Kuenen himself soon became one of the main supporters of the modern theology, of which Jan Hendrik Scholten and Karel Willem Opzoomer (b. 1821) were the chief founders, and of which Leiden became the headquarters. His first great work, an historico-critical introduction to the Old Testament, Historisch-Kritisch Onderzoek naar het onstaan en de verzameling van de Boeken des Ouden Verbonds (3 vols., 1861–1865; 2nd ed., 1885–1893; German by T Weber and CT Müller, 1885–1894), followed the lines of this dominant school of Heinrich Ewald.

But before long he came under the influence of J.W. Colenso, and learned to regard the prophetic narrative of Genesis, Exodus, and Numbers as older than what was by the Germans denominated Grundschrift (Book of Origins). In 1869-1870 he published his book on the religion of Israel, De Godsdienst van Israël tot den ondergang van den Joodschen staat (3 vols.; Eng. trans., 1874–1875).

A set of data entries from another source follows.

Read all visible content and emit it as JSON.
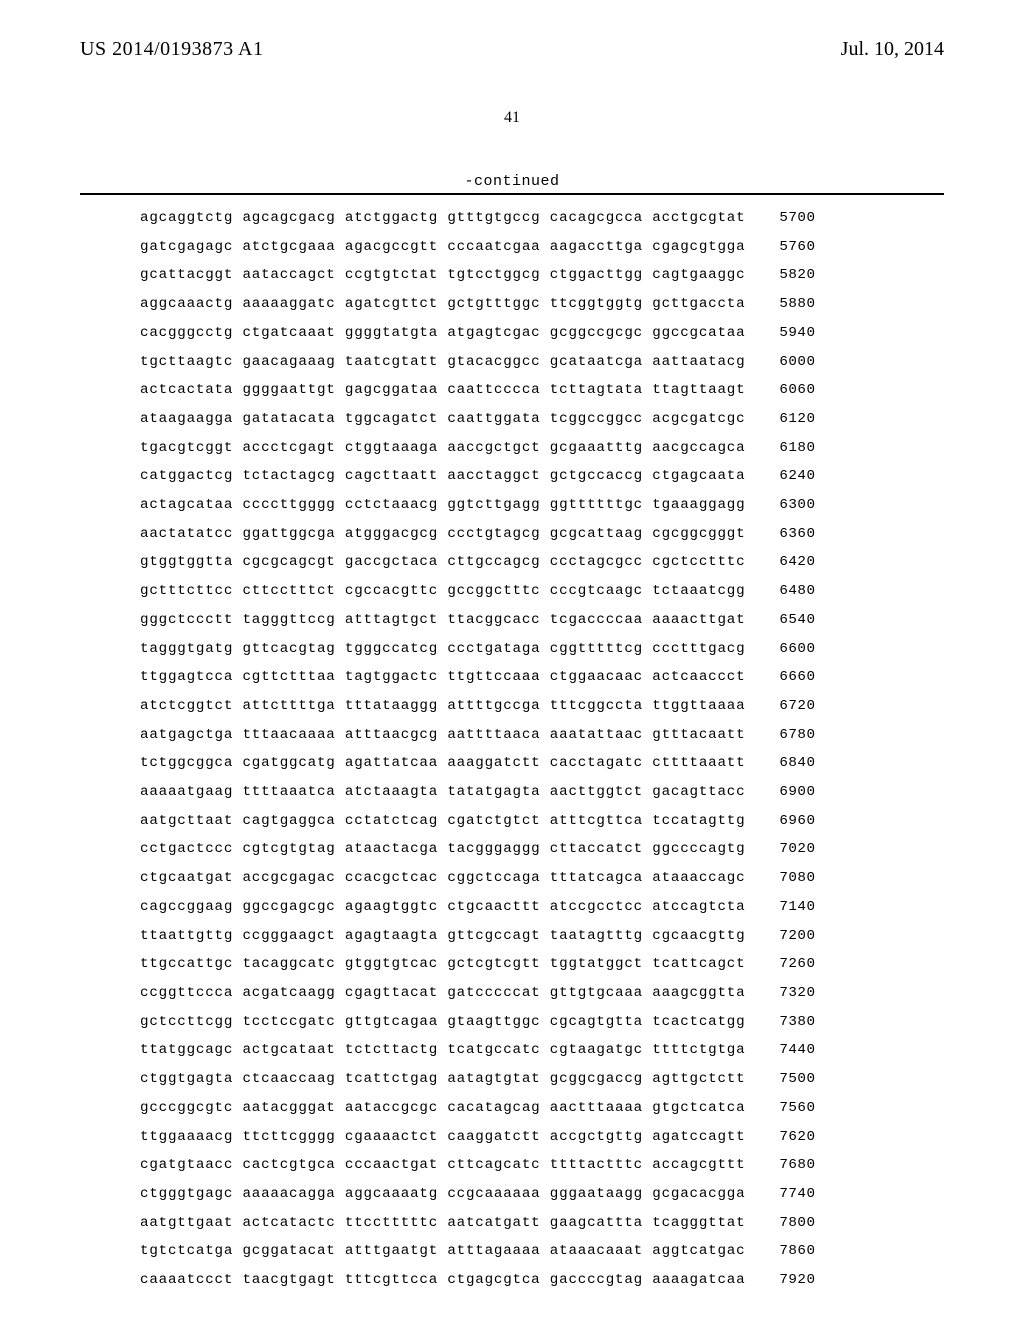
{
  "header": {
    "pub_number": "US 2014/0193873 A1",
    "pub_date": "Jul. 10, 2014"
  },
  "page_number": "41",
  "continued_label": "-continued",
  "sequence": {
    "font_family": "Courier New",
    "font_size": 14.2,
    "row_spacing": 14.5,
    "rows": [
      {
        "groups": [
          "agcaggtctg",
          "agcagcgacg",
          "atctggactg",
          "gtttgtgccg",
          "cacagcgcca",
          "acctgcgtat"
        ],
        "pos": "5700"
      },
      {
        "groups": [
          "gatcgagagc",
          "atctgcgaaa",
          "agacgccgtt",
          "cccaatcgaa",
          "aagaccttga",
          "cgagcgtgga"
        ],
        "pos": "5760"
      },
      {
        "groups": [
          "gcattacggt",
          "aataccagct",
          "ccgtgtctat",
          "tgtcctggcg",
          "ctggacttgg",
          "cagtgaaggc"
        ],
        "pos": "5820"
      },
      {
        "groups": [
          "aggcaaactg",
          "aaaaaggatc",
          "agatcgttct",
          "gctgtttggc",
          "ttcggtggtg",
          "gcttgaccta"
        ],
        "pos": "5880"
      },
      {
        "groups": [
          "cacgggcctg",
          "ctgatcaaat",
          "ggggtatgta",
          "atgagtcgac",
          "gcggccgcgc",
          "ggccgcataa"
        ],
        "pos": "5940"
      },
      {
        "groups": [
          "tgcttaagtc",
          "gaacagaaag",
          "taatcgtatt",
          "gtacacggcc",
          "gcataatcga",
          "aattaatacg"
        ],
        "pos": "6000"
      },
      {
        "groups": [
          "actcactata",
          "ggggaattgt",
          "gagcggataa",
          "caattcccca",
          "tcttagtata",
          "ttagttaagt"
        ],
        "pos": "6060"
      },
      {
        "groups": [
          "ataagaagga",
          "gatatacata",
          "tggcagatct",
          "caattggata",
          "tcggccggcc",
          "acgcgatcgc"
        ],
        "pos": "6120"
      },
      {
        "groups": [
          "tgacgtcggt",
          "accctcgagt",
          "ctggtaaaga",
          "aaccgctgct",
          "gcgaaatttg",
          "aacgccagca"
        ],
        "pos": "6180"
      },
      {
        "groups": [
          "catggactcg",
          "tctactagcg",
          "cagcttaatt",
          "aacctaggct",
          "gctgccaccg",
          "ctgagcaata"
        ],
        "pos": "6240"
      },
      {
        "groups": [
          "actagcataa",
          "ccccttgggg",
          "cctctaaacg",
          "ggtcttgagg",
          "ggttttttgc",
          "tgaaaggagg"
        ],
        "pos": "6300"
      },
      {
        "groups": [
          "aactatatcc",
          "ggattggcga",
          "atgggacgcg",
          "ccctgtagcg",
          "gcgcattaag",
          "cgcggcgggt"
        ],
        "pos": "6360"
      },
      {
        "groups": [
          "gtggtggtta",
          "cgcgcagcgt",
          "gaccgctaca",
          "cttgccagcg",
          "ccctagcgcc",
          "cgctcctttc"
        ],
        "pos": "6420"
      },
      {
        "groups": [
          "gctttcttcc",
          "cttcctttct",
          "cgccacgttc",
          "gccggctttc",
          "cccgtcaagc",
          "tctaaatcgg"
        ],
        "pos": "6480"
      },
      {
        "groups": [
          "gggctccctt",
          "tagggttccg",
          "atttagtgct",
          "ttacggcacc",
          "tcgaccccaa",
          "aaaacttgat"
        ],
        "pos": "6540"
      },
      {
        "groups": [
          "tagggtgatg",
          "gttcacgtag",
          "tgggccatcg",
          "ccctgataga",
          "cggtttttcg",
          "ccctttgacg"
        ],
        "pos": "6600"
      },
      {
        "groups": [
          "ttggagtcca",
          "cgttctttaa",
          "tagtggactc",
          "ttgttccaaa",
          "ctggaacaac",
          "actcaaccct"
        ],
        "pos": "6660"
      },
      {
        "groups": [
          "atctcggtct",
          "attcttttga",
          "tttataaggg",
          "attttgccga",
          "tttcggccta",
          "ttggttaaaa"
        ],
        "pos": "6720"
      },
      {
        "groups": [
          "aatgagctga",
          "tttaacaaaa",
          "atttaacgcg",
          "aattttaaca",
          "aaatattaac",
          "gtttacaatt"
        ],
        "pos": "6780"
      },
      {
        "groups": [
          "tctggcggca",
          "cgatggcatg",
          "agattatcaa",
          "aaaggatctt",
          "cacctagatc",
          "cttttaaatt"
        ],
        "pos": "6840"
      },
      {
        "groups": [
          "aaaaatgaag",
          "ttttaaatca",
          "atctaaagta",
          "tatatgagta",
          "aacttggtct",
          "gacagttacc"
        ],
        "pos": "6900"
      },
      {
        "groups": [
          "aatgcttaat",
          "cagtgaggca",
          "cctatctcag",
          "cgatctgtct",
          "atttcgttca",
          "tccatagttg"
        ],
        "pos": "6960"
      },
      {
        "groups": [
          "cctgactccc",
          "cgtcgtgtag",
          "ataactacga",
          "tacgggaggg",
          "cttaccatct",
          "ggccccagtg"
        ],
        "pos": "7020"
      },
      {
        "groups": [
          "ctgcaatgat",
          "accgcgagac",
          "ccacgctcac",
          "cggctccaga",
          "tttatcagca",
          "ataaaccagc"
        ],
        "pos": "7080"
      },
      {
        "groups": [
          "cagccggaag",
          "ggccgagcgc",
          "agaagtggtc",
          "ctgcaacttt",
          "atccgcctcc",
          "atccagtcta"
        ],
        "pos": "7140"
      },
      {
        "groups": [
          "ttaattgttg",
          "ccgggaagct",
          "agagtaagta",
          "gttcgccagt",
          "taatagtttg",
          "cgcaacgttg"
        ],
        "pos": "7200"
      },
      {
        "groups": [
          "ttgccattgc",
          "tacaggcatc",
          "gtggtgtcac",
          "gctcgtcgtt",
          "tggtatggct",
          "tcattcagct"
        ],
        "pos": "7260"
      },
      {
        "groups": [
          "ccggttccca",
          "acgatcaagg",
          "cgagttacat",
          "gatcccccat",
          "gttgtgcaaa",
          "aaagcggtta"
        ],
        "pos": "7320"
      },
      {
        "groups": [
          "gctccttcgg",
          "tcctccgatc",
          "gttgtcagaa",
          "gtaagttggc",
          "cgcagtgtta",
          "tcactcatgg"
        ],
        "pos": "7380"
      },
      {
        "groups": [
          "ttatggcagc",
          "actgcataat",
          "tctcttactg",
          "tcatgccatc",
          "cgtaagatgc",
          "ttttctgtga"
        ],
        "pos": "7440"
      },
      {
        "groups": [
          "ctggtgagta",
          "ctcaaccaag",
          "tcattctgag",
          "aatagtgtat",
          "gcggcgaccg",
          "agttgctctt"
        ],
        "pos": "7500"
      },
      {
        "groups": [
          "gcccggcgtc",
          "aatacgggat",
          "aataccgcgc",
          "cacatagcag",
          "aactttaaaa",
          "gtgctcatca"
        ],
        "pos": "7560"
      },
      {
        "groups": [
          "ttggaaaacg",
          "ttcttcgggg",
          "cgaaaactct",
          "caaggatctt",
          "accgctgttg",
          "agatccagtt"
        ],
        "pos": "7620"
      },
      {
        "groups": [
          "cgatgtaacc",
          "cactcgtgca",
          "cccaactgat",
          "cttcagcatc",
          "ttttactttc",
          "accagcgttt"
        ],
        "pos": "7680"
      },
      {
        "groups": [
          "ctgggtgagc",
          "aaaaacagga",
          "aggcaaaatg",
          "ccgcaaaaaa",
          "gggaataagg",
          "gcgacacgga"
        ],
        "pos": "7740"
      },
      {
        "groups": [
          "aatgttgaat",
          "actcatactc",
          "ttcctttttc",
          "aatcatgatt",
          "gaagcattta",
          "tcagggttat"
        ],
        "pos": "7800"
      },
      {
        "groups": [
          "tgtctcatga",
          "gcggatacat",
          "atttgaatgt",
          "atttagaaaa",
          "ataaacaaat",
          "aggtcatgac"
        ],
        "pos": "7860"
      },
      {
        "groups": [
          "caaaatccct",
          "taacgtgagt",
          "tttcgttcca",
          "ctgagcgtca",
          "gaccccgtag",
          "aaaagatcaa"
        ],
        "pos": "7920"
      }
    ]
  },
  "colors": {
    "background": "#ffffff",
    "text": "#000000",
    "divider": "#000000"
  }
}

This was followed in 1875 by a study of Hebrew prophecy, De profeten en de profetie onder Israel (Eng. trans., 1877), largely polemical in its scope, and specially directed against those who rest theological dogmas on the fulfilment of prophecy. In 1882 Kuenen went to England to deliver a course of Hibbert lectures, National Religions and Universal Religion; in the following year he presided at the congress of Orientalists held at Leiden. In 1886 his volume on the Hexateuch was published in England. He was also a member of the Teylers First Society (1856–1891). He died at Leiden on December 10, 1891.

Kuenen was also the author of many articles, papers and reviews; a series on the Hexateuch, which appeared in the Theologisch Tijdschrift, of which in 1866 he became joint editor, is one of the finest products of modern criticism. His collected works were translated into German and published by Karl Budde in 1894. Several of his works have been translated into English by Philip Wicksteed. See the article in Herzog-Hauck, Realencyklopädie.